The following TLBs are there:

  • 64-entry L1 Data TLB
  • 512-entry “final” L2 TLB
  • 64-entry “non-final” L2 TLB
Prefetching

Hardware stride prefetching is used in L1, L2 and L3 caches.

L1 Cache
  • 32KB 64-byte lines, 8-way associative
L2 Cache
  • 128 byte lines, 8-way associative
  • 15 cycle latency for L2 Hit
L3 Cache

Quality of Service Extensions:

  • There is a distributed L3 cache
  • Limited / No Allocation Policy Enforcement for Data
  • Fine-tuned Cache Allocation There is fine-tuned cache allocation where a QoSID is associate with cache entries allowing cache to be partitioned into more priority and lesser priority sections.
  • Memory Bandwidth Compression 128 byte -> 64 byte compression between memory controller and L3 cache Time taken for decompression is between 2-4 cycles. Compression is not used between other levels because then hit time would increase.

The Talk

The talk was appealing as I somehow managed to understand most of the terms being thrown around here and there. I have obtained knowledge about stuff like hardware prefetching, branch prediction from the CS422 course itself, so it was enlightening to see it being actually used in a real model instead of a theoretical one.
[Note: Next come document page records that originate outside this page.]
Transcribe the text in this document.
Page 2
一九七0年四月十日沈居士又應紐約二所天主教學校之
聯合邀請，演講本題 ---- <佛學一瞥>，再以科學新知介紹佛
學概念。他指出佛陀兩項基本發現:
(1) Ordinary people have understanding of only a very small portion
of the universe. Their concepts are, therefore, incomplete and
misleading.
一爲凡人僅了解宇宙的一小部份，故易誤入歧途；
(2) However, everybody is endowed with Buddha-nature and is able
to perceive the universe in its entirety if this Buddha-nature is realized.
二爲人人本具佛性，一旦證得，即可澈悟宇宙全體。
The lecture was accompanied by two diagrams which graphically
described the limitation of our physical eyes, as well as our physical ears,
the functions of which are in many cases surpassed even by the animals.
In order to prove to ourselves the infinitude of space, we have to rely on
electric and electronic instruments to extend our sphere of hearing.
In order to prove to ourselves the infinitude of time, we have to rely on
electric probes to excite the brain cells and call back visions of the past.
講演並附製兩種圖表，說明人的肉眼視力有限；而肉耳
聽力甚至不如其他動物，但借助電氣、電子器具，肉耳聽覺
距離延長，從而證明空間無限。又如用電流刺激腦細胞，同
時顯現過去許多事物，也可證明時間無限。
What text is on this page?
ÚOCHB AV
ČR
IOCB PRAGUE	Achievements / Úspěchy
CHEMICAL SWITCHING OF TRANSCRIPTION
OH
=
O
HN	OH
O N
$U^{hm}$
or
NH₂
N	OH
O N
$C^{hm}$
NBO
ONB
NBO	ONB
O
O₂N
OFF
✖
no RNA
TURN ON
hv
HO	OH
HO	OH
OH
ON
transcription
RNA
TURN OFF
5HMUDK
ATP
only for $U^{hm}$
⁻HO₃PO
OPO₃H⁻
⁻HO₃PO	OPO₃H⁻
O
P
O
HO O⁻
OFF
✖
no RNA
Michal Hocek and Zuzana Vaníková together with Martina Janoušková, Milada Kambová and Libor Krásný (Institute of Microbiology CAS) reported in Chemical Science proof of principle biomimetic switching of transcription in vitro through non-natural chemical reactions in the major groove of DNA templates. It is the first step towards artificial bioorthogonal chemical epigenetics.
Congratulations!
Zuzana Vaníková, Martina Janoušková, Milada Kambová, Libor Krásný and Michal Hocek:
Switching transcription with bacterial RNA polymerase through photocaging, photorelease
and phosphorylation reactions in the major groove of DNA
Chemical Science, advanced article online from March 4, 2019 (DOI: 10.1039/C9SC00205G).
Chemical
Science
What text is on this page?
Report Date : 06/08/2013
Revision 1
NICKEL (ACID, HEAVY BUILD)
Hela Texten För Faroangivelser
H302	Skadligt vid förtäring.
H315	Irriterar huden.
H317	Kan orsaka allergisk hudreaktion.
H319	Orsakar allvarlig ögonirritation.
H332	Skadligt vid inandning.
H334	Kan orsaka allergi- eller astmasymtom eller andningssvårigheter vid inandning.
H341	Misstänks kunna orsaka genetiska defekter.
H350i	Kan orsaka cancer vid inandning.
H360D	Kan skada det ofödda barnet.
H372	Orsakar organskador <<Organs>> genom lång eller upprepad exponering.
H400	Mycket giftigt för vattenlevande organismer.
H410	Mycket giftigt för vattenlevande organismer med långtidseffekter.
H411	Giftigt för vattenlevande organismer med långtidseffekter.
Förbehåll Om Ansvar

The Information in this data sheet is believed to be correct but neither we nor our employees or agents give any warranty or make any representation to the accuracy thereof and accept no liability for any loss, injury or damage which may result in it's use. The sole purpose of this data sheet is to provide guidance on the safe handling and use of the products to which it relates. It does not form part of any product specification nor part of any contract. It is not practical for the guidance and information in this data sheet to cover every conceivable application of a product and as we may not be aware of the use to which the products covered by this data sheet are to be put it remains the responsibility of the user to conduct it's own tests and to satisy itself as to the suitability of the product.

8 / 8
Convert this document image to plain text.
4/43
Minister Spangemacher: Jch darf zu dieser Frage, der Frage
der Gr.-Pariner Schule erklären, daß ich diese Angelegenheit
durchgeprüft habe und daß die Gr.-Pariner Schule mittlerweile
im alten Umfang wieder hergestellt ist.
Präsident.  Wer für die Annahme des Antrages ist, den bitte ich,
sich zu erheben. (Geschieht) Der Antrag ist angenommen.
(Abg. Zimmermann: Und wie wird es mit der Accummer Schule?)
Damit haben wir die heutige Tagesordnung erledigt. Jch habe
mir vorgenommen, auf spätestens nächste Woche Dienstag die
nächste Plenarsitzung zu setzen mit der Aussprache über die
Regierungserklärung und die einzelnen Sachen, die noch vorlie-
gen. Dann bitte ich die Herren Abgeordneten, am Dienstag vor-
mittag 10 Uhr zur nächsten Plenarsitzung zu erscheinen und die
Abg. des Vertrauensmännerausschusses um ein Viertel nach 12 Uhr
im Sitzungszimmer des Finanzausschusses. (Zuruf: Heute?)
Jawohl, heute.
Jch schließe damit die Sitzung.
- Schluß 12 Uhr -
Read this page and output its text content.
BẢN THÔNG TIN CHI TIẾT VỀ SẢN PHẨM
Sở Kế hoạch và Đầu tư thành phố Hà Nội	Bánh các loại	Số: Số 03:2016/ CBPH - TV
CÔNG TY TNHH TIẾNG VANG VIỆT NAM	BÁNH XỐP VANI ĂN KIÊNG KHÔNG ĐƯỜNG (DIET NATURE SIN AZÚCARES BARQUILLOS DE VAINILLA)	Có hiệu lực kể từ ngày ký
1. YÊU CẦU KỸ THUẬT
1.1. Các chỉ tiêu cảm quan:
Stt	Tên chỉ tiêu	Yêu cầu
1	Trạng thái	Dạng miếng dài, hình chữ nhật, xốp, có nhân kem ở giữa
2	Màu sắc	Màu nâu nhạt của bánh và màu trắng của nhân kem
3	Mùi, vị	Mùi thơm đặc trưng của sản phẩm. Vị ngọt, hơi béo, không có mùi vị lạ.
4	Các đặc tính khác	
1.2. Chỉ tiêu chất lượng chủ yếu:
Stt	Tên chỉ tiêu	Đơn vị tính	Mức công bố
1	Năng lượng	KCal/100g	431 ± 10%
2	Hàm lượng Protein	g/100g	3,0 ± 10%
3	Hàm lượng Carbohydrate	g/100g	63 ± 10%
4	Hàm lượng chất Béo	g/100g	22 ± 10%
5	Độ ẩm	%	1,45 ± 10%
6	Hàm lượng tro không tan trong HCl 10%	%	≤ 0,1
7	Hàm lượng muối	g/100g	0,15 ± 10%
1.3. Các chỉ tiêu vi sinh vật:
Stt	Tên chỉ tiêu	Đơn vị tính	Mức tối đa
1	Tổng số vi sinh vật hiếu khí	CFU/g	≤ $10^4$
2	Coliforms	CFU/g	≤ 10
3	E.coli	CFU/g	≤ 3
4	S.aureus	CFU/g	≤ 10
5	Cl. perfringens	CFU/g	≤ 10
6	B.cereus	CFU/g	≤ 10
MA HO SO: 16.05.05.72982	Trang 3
It did go a little hifi when Mainak Sir started asking questions and that was to be expected 😛. Also, I wasn’t very informed of the ring stuff with reference to which most of the questions were answered.

What Excites Me?

  • The comparable performance between ARM and x86 means that eventually we could move to RISC architectures giving us a more simplified instruction set. Most desktop processors still use x86.
  • Qualcomm using the knowledge gained from the mobile market to build cheaper and more efficient products in other markets.

Summary

The folks at QDT have targetted cloud applications and used a decade of their experience with ARM Chips to create a competitive server processor. They have focussed only on tackling issues with server applications and have managed to bring a custom-tuned processor for the datacenter market segment.